Kanda se encontraba normal, debido a que la niña le había dado la orden de limpiarse…y él no se podía oponer a las órdenes de su hija.
— ¿Me permites tu baño?—pregunto la mini fémina, el Moyashi, es decir, Allen accedió dándole la ubicación. La pequeña corrió hacia el lugar señalado
— ¿Puede ir sola?—pregunto preocupado
—Claro que si ¿Cuántos años piensas que tiene? ¿Tres?—hablo Kanda
—Es una niña inteligente—alago, el pelinegro se encogió de hombros
—Le enseñaron cosas desde temprana edad—aclaro acercándose al albino quien retrocedió asustado
— ¿Por qué huyes?—pregunto molesto
—Este…—agacho la mirada
— ¿Qué te ocurre?—pregunto ligeramente preocupado
—Kanda, Yo no…no puedo—apretó los puños, no era capaz de terminar lo que el azabache había comenzado…y menos cuando el mismo quería continuar. Pero no debía, Kanda es padre…Kanda es un joven apuesto con demasiadas chicas detrás de él…Alma había sido una de ellas y había logrado quitárselo ¿Y si se volvía a repetir? Simplemente su corazón no resistiría un segundo impacto.

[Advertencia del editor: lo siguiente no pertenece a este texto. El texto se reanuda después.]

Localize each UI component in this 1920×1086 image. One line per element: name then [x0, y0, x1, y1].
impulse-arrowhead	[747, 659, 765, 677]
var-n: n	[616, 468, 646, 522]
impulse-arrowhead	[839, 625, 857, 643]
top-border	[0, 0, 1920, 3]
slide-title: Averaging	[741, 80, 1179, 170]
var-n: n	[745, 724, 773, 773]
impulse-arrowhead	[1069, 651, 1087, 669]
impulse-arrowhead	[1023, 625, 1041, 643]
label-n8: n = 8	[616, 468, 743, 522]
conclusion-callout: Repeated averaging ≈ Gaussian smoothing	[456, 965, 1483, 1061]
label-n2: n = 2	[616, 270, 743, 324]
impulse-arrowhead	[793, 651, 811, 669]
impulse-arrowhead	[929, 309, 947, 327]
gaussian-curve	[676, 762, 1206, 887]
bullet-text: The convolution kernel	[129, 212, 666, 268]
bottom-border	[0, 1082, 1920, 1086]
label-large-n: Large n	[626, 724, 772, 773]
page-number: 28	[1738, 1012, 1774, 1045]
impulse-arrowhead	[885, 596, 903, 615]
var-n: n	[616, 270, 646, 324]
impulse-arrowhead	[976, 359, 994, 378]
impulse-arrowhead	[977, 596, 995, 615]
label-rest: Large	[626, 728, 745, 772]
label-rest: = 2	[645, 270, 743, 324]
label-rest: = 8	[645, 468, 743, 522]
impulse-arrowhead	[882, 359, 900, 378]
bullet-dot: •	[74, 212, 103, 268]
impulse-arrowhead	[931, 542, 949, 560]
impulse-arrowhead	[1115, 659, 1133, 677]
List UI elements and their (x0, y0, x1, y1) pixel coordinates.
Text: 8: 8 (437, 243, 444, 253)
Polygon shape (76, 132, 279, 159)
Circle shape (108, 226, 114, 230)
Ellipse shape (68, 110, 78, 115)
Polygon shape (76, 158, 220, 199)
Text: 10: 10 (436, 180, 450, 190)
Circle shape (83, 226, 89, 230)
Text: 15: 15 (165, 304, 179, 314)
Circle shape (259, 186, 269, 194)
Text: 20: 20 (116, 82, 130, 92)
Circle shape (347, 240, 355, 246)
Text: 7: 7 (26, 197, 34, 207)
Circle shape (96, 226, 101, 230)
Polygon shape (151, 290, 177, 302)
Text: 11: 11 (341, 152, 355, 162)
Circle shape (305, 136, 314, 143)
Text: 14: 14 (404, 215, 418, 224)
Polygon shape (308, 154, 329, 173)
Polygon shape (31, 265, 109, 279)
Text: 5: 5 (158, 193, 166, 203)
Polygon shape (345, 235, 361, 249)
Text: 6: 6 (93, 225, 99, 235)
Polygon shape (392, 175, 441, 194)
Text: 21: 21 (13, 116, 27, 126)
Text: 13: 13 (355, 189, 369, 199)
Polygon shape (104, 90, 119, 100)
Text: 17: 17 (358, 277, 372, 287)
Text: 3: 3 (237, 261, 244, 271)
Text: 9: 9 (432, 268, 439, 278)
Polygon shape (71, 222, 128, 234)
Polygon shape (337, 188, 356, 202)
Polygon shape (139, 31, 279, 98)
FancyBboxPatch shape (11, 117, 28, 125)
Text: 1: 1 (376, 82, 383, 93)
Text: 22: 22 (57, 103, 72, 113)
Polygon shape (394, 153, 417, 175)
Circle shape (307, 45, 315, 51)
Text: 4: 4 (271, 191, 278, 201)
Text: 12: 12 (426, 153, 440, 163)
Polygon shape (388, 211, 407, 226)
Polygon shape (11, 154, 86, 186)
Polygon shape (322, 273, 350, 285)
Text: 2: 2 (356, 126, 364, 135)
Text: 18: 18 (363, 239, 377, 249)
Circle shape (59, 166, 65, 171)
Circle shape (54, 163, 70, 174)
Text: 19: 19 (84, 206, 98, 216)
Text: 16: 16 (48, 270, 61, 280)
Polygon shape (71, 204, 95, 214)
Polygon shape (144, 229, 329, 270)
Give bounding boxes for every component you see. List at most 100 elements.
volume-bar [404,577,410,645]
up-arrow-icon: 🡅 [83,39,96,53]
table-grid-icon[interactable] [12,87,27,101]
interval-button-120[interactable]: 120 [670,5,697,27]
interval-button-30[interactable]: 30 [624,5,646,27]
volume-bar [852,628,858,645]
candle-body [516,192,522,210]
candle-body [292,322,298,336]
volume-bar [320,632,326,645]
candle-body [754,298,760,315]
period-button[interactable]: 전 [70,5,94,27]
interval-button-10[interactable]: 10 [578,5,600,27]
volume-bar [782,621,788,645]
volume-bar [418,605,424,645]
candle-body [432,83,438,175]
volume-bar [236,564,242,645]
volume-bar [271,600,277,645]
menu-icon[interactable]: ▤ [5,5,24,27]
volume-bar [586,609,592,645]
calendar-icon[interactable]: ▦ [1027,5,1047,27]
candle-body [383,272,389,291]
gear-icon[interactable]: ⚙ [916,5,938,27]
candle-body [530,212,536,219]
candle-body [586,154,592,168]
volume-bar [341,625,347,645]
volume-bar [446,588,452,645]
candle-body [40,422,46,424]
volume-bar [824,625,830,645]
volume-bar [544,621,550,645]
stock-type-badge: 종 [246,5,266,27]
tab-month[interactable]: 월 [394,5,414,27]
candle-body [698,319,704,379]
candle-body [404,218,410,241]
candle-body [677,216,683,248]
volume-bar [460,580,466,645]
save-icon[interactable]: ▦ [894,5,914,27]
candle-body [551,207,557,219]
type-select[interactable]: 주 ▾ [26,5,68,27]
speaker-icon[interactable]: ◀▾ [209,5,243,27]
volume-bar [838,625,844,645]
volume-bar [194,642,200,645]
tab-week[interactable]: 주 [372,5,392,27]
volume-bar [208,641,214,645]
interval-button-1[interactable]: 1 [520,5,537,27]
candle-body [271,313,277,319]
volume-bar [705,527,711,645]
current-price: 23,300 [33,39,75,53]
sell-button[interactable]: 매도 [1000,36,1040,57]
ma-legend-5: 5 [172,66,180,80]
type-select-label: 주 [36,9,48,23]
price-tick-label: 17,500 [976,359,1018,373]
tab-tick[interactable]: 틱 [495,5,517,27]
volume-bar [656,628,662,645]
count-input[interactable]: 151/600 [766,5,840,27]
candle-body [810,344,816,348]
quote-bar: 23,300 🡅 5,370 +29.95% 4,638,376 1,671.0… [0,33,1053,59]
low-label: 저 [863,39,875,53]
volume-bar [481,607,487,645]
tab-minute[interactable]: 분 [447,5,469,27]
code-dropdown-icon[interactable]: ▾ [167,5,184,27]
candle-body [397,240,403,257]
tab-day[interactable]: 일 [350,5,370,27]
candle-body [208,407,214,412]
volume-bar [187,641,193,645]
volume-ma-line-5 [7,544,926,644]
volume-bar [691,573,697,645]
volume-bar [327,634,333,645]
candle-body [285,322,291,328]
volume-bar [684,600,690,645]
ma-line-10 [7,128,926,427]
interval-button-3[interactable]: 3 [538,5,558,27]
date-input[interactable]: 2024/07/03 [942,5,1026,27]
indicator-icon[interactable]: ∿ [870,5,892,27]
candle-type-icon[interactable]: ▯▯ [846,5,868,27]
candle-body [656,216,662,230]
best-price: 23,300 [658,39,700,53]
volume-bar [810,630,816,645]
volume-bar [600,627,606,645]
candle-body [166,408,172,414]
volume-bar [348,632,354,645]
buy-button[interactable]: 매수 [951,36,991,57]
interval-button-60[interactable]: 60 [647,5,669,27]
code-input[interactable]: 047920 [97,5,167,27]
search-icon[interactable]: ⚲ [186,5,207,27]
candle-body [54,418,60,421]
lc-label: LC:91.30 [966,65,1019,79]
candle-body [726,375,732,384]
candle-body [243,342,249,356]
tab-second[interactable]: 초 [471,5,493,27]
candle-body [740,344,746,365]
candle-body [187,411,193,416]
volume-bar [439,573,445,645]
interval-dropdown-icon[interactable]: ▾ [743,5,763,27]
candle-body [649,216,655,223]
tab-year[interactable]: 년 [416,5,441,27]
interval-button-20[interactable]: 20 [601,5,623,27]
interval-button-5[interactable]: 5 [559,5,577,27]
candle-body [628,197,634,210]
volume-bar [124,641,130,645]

—Oi, Moyashi—El mayor le sujeto del mentón, haciendo que le mirase, le aparto la mirada sintiéndose incapaz de mirar esos profundos ojos azules
—Kanda—susurro, el moreno acaricio su mejilla—K-Kanda— el moreno le beso acercándole más a su cuerpo, Allen rodeo su cuello maldiciéndose mentalmente por no poder alejarlo
— ¡Oye!—Allen le alejo sintiéndose idiota por haber olvidado ese detalle— ¿Qué estaban haciendo?—inquirió la niña con los brazos como jarra
—Que te importa—gruño Kanda sujetando a Allen del brazo quien ya comenzaba a querer huir…de su propia casa.
—Vámonos—ordeno la niña con aura tenebrosa
—Kanda vete—susurro el albino afligido
—Hazle caso al Moyashi— sentencio la niña con mirada gélida
—Hana Karma—hablo el peli-largo asiendo a la niña sorprenderse, La niña apretó los puños furiosa
—Yu Kanda—contesto la niña y Allen podía jurar que ambos se miraban con furia contenida, el albino comenzaba a tener la impresión que se encontraba en medio de una batalla en la cual terminaría perjudicado
—Bien que les vaya bien—hablo animado empujando a Kanda para sacarlo de su casa, el pelinegro tenía un tic en el ojo y la niña con una sonrisa mordaz—Nos vemos—se despidió dándole un beso de improviso, dejando asombrados a ambos Kanda
— Moyashi—susurro la niña con voz de ultratumba
Allen le sonrió despidiéndose y cerrando la puerta de un portazo…había entrado en guerra con una Mini-Alma, lo cual no sería para nada fácil pues también era un Mini-Yu…que dios se apiade de su alma, porque posiblemente no saldría con vida.
Fin del capitulo
Espero que les haya gustado esta extrañeza :3
Agradezco a todo aquel que deje Reviews y al que lo esté leyendo
¡Muchas Gracias!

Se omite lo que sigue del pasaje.